On Saturday afternoon, Taylor was outside his apartment in Long Island City, Queens, filming a scene in which a Secret Service agent (Taylor's friend Jonathan Castro), tearing himself away from the vice-president's bed, rushes outside and, together with another agent, is knocked flat by the explosion. A fleeing, petrified crowd was played by Sarah Schoofs (who had a starring role in Taylor's 2009 production Ben, Hurt) and by Dani Faith Leonard (another friend, who also played the vice-president). Seasoned New Yorkers passing by paid no attention at all to two guys sprawled on the sidewalk and sprinkled with talcum powder.

The talcum powder was Taylor's idea. He put it in a plastic bag that he inflated and popped to create the explosion. During one take, however, he got too close to the camera and sprayed powder all over the lens while also turning Wagner's hair white. Had they only been entered in the horror film category it would have been a terrific special effect.

By Saturday night, Dyszel was more or less done with his entry, Executive Decision. He spent Sunday morning tweaking and, a last-minute inspiration, splicing in an MRI of his brain that he happened to have around. He turned in his film well before the appointed time, as did Eric Kritzler and Ron Houghtaling, of Cup o' Meat Productions, who were competing in the foreign film division. Their movie, Das Ei und die Lenkbare, or The Egg and the Dirigible, was in black and white with German dialogue, courtesy of Google translation, and English subtitles. It featured numerous scenes of European-style smoking, with characters wielding their cigarettes like little batons, and angst-filled lines like, "Your pain makes me thirsty."
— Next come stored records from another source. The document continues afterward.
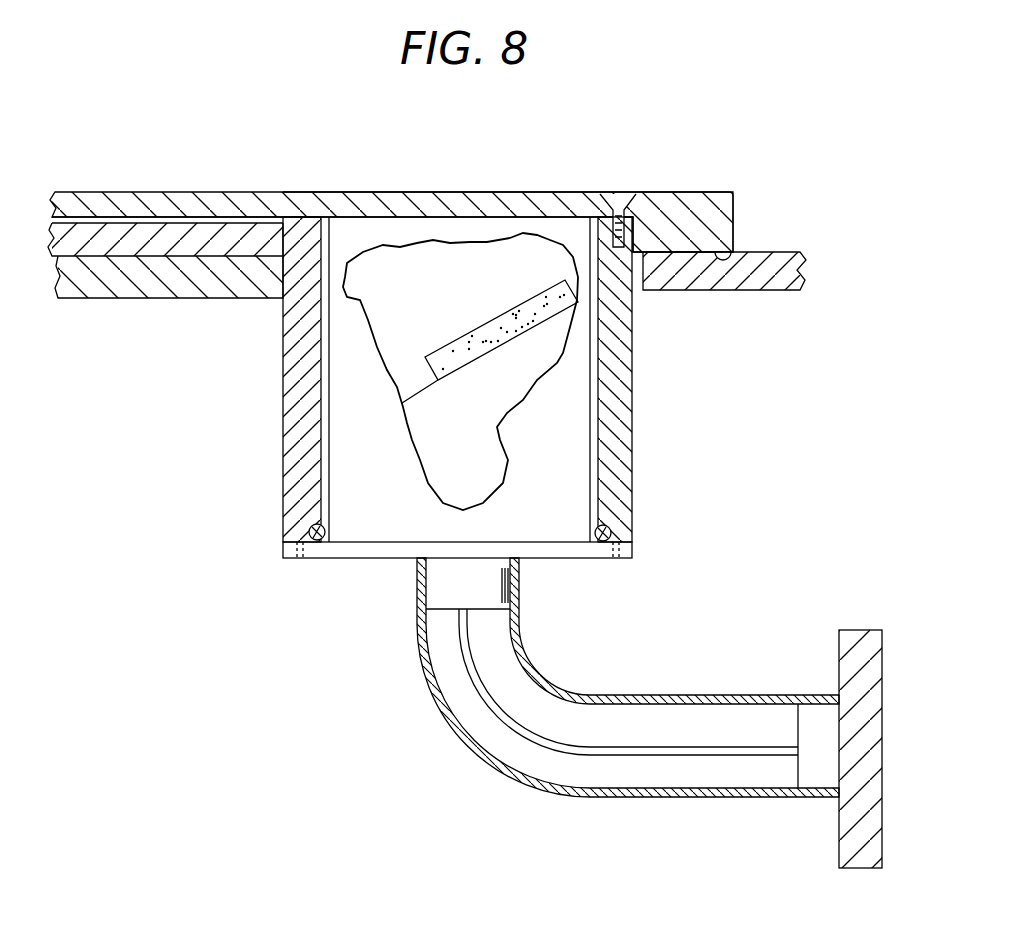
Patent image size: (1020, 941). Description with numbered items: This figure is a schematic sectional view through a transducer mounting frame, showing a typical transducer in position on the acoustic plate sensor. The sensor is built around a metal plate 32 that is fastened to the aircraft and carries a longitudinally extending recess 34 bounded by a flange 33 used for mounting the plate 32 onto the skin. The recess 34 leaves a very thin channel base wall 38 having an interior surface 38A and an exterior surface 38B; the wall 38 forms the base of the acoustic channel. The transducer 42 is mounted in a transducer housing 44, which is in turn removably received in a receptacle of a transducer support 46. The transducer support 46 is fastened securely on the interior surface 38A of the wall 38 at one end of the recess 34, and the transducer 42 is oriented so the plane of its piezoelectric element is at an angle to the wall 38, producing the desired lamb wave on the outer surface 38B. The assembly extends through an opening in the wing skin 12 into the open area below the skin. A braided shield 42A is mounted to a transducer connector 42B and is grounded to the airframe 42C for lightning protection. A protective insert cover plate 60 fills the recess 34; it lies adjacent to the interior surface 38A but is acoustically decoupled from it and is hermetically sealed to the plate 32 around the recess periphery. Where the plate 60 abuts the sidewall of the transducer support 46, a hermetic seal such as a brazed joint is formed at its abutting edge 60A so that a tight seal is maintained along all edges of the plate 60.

The wing skin 12 is at (157, 290).
The plate 32 is at (492, 192).
The flange 33 is at (725, 265).
The recess 34 is at (140, 222).
The channel base wall 38 is at (166, 238).
The interior surface 38A is at (103, 225).
The exterior surface 38B is at (128, 196).
The transducer 42 is at (520, 333).
The braided shield 42A is at (563, 687).
The transducer connector 42B is at (465, 588).
The airframe 42C is at (847, 758).
The transducer housing 44 is at (380, 505).
The transducer support 46 is at (630, 437).
The protective insert cover plate 60 is at (203, 248).
The abutting edge of plate 60A is at (302, 220).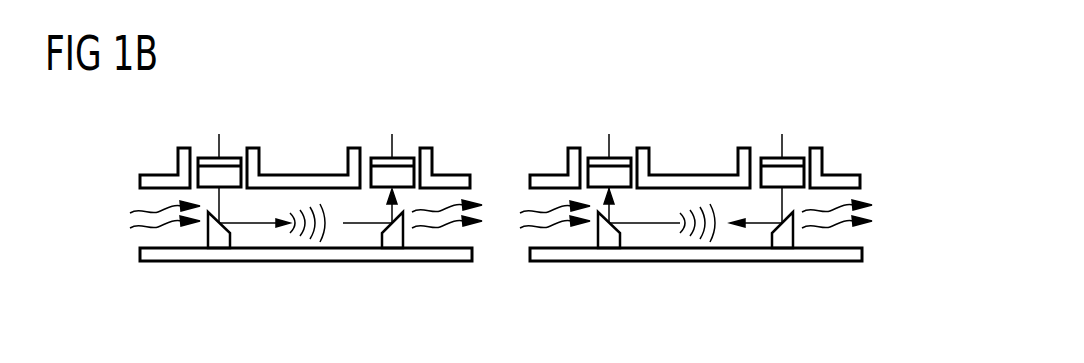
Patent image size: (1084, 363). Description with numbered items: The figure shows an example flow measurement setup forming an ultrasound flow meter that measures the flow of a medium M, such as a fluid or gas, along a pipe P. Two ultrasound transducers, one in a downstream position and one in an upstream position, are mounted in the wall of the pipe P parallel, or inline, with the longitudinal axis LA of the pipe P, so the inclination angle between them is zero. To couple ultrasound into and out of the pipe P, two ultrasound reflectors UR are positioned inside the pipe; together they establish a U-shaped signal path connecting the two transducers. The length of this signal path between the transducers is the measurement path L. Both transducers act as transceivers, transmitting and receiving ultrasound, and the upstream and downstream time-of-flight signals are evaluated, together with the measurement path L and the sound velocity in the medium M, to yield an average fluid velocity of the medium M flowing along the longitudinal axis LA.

The medium M is at (275, 197).
The pipe P is at (453, 179).
The longitudinal axis LA is at (118, 218).
The ultrasound reflector UR is at (220, 238).
The measurement path L is at (357, 228).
Taylor's movie, The Great Reign Robbery, turned out to be nearly a 50 Hour film because of a dodgy computer that refused to surrender the finished version. Along with films completed by some other stragglers, his will be shown, together with the 50 that were finished on time, at one of five screenings this weekend at the Cantor Film Centre at New York University. But because it was tardy, it won't be eligible for the awards – for best film, best directing, best cinematography and so on – bestowed by a panel of judges.

Still, if the crowd enjoys it, he may win, as he has done three times, an audience-favourite award. And like many of the 48 Hour films, his movie will enjoy an afterlife on YouTube, which is pretty close to artistic immortality these days and where a seven-minute movie sometimes seems like an epic.